Employees' rights against employer: where an employee is injured in the course and scope of his or her employment, workers’ compensation is generally the exclusive remedy of the employee and his or her dependents against the employer. (Lab. Code, §§ 3600, subd. (a), 3602.) The “exclusivity rule” is based upon a presumed compensation bargain: “the employer assumes liability for industrial personal injury or death without regard to fault in exchange for limitations on the amount of that liability. The employee is afforded relatively swift and certain payment of benefits to cure or relieve the effects of industrial injury without having to prove fault but, in exchange, gives up the wider range of damages potentially available in tort.” (Shoemaker v. Myers (1990) 52 Cal.3d 1, 16.)

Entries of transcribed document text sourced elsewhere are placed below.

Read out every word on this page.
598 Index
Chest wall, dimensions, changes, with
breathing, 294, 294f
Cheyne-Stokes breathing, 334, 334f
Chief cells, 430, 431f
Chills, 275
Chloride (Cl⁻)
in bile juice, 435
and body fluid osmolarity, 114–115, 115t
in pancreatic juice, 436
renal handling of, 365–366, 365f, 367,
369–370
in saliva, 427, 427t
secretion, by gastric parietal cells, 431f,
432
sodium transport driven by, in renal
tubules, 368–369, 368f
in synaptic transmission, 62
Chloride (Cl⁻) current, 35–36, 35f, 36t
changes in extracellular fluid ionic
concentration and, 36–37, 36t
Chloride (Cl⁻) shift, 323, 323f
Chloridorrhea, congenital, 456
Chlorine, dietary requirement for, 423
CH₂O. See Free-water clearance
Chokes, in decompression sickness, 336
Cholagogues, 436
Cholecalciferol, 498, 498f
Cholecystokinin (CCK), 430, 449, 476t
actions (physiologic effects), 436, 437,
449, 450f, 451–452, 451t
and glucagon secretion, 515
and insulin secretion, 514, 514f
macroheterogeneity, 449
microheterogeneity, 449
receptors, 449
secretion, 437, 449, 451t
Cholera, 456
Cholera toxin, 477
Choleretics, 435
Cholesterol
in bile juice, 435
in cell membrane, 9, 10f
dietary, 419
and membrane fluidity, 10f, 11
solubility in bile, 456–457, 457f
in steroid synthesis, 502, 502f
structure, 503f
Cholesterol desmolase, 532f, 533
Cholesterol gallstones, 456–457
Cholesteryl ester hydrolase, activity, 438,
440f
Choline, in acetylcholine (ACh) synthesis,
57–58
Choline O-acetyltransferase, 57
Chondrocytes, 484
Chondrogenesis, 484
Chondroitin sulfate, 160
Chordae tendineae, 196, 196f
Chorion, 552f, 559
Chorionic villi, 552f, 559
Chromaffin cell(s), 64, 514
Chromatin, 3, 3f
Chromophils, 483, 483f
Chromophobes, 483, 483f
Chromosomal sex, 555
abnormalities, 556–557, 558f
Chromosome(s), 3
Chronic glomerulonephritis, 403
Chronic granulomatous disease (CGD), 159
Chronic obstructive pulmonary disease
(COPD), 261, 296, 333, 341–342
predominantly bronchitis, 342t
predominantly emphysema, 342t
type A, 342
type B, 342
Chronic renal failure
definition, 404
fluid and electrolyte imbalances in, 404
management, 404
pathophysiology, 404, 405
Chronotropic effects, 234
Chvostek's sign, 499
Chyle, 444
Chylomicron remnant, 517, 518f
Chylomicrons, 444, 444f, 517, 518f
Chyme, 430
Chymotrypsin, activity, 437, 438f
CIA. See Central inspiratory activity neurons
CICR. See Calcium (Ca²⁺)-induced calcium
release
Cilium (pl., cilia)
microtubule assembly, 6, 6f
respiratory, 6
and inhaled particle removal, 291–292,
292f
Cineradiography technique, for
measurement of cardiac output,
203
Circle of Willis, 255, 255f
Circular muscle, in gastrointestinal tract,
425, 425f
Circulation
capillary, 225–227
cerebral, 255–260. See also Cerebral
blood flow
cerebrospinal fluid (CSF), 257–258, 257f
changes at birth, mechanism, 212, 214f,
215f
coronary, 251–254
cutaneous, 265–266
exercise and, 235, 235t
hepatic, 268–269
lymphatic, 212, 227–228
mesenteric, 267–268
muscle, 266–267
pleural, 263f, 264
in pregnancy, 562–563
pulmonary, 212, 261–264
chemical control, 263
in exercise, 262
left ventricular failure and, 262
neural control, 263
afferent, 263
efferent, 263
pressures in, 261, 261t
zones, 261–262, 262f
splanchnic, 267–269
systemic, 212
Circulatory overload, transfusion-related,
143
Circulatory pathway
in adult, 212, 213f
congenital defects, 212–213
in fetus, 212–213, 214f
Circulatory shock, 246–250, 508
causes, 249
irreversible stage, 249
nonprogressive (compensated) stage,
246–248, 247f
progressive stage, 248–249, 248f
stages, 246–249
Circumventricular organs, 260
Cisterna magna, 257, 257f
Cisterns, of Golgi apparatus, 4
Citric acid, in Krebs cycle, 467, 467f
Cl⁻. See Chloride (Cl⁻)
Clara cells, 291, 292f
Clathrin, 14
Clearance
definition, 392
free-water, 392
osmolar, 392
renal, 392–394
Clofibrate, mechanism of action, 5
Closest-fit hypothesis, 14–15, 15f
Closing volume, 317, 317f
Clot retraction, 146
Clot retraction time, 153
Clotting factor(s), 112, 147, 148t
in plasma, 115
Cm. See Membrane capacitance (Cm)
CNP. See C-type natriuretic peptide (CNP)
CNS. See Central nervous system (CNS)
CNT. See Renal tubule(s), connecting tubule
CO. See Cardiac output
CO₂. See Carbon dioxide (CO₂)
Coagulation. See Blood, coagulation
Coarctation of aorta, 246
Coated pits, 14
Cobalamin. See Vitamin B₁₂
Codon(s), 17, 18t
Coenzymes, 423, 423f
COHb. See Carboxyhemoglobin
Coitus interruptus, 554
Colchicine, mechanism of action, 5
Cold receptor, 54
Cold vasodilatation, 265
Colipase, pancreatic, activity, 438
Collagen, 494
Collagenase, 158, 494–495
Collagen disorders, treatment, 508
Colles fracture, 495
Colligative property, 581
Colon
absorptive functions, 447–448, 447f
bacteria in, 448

There are, however, limited statutory exceptions to the exclusivity rule that authorize the injured worker to seek to augment the workers’ compensation benefits by bringing an action at law for damages against the employer. (See §§ 3602, 3706, & 4558.) One such exception is found in section 4558, the “power press exception.” Section 4558 authorizes an injured worker to bring a civil action for tort damages against his or her employer where the injuries were “proximately caused by the employer’s knowing removal of, or knowing failure to install, a point of operation guard on a power press,” where the “manufacturer had designed, installed, required or otherwise provided by specification for the attachment of the guards and conveyed knowledge of the same to the employer.” (§ 4558, subds. (b) & (c).)
In this case, a worker injured while operating a power press without a point of operation guard brought a civil suit against his employer under the power press exception that included a claim for loss of consortium on behalf of his spouse, predicated on the facts allegedly establishing the section 4558 violation. The issue before us on review concerns only the viability of the spouse’s loss of consortium claim. Section 4558 contains express language limiting standing to bring an action under the power press exception to the employee “or his or her dependents in the event of the employee’s death.” (§ 4558, subd. (b).) Here, the worker’s injuries did not result in his death. The Court of Appeal recognized the spouse’s claim for loss of consortium fell outside the express language of section 4558 and was therefore unauthorized under the power press exception to the exclusivity rule. The court further recognized the claim was barred at law by the derivative injury doctrine because it was derivative of, and therefore dependent on, the employee’s physical injury or disability, and was for that reason subject to the workers’ compensation law’s broad exclusivity rule. (Snyder v. Michael’s Stores, Inc. (1997) 16 Cal.4th 991, 997 (Snyder).)
The Court of Appeal nonetheless concluded the spouse’s loss of consortium claim as pleaded in the civil action remained viable. The court believed that because section 4558 authorized the injured worker to sue his employer in a court of law for his power press injuries, the claims of both the worker and his dependent spouse fell outside the workers’ compensation system altogether, and accordingly, the exclusivity rule did not apply or bar the spouse’s loss of consortium claim. We granted the employer’s petition for review to determine whether the spouse of an injured worker may claim damages for loss of consortium in an action at law brought by the injured worker against the employer pursuant to section 4558.
As we shall explain, notwithstanding the availability of a civil cause of action for workers who suffer power press injuries, claims arising from the industrial accident that caused those injuries fundamentally remain compensable under the workers’ compensation system. Consequently, under settled principles of workers’ compensation law, the exclusivity rule bars a dependent spouse’s claim for loss of consortium. The employer’s demurrer to the loss of consortium cause of action below therefore should have been sustained. Accordingly, we shall reverse that portion of the judgment of the Court of Appeal denying the employer’s petition for writ of mandate to overturn the order overruling its demurrer to the loss of consortium claim, and otherwise affirm (Cal. S. Ct., S192759, 20.08.12, LeFiell Mfg. v. Super. Ct.).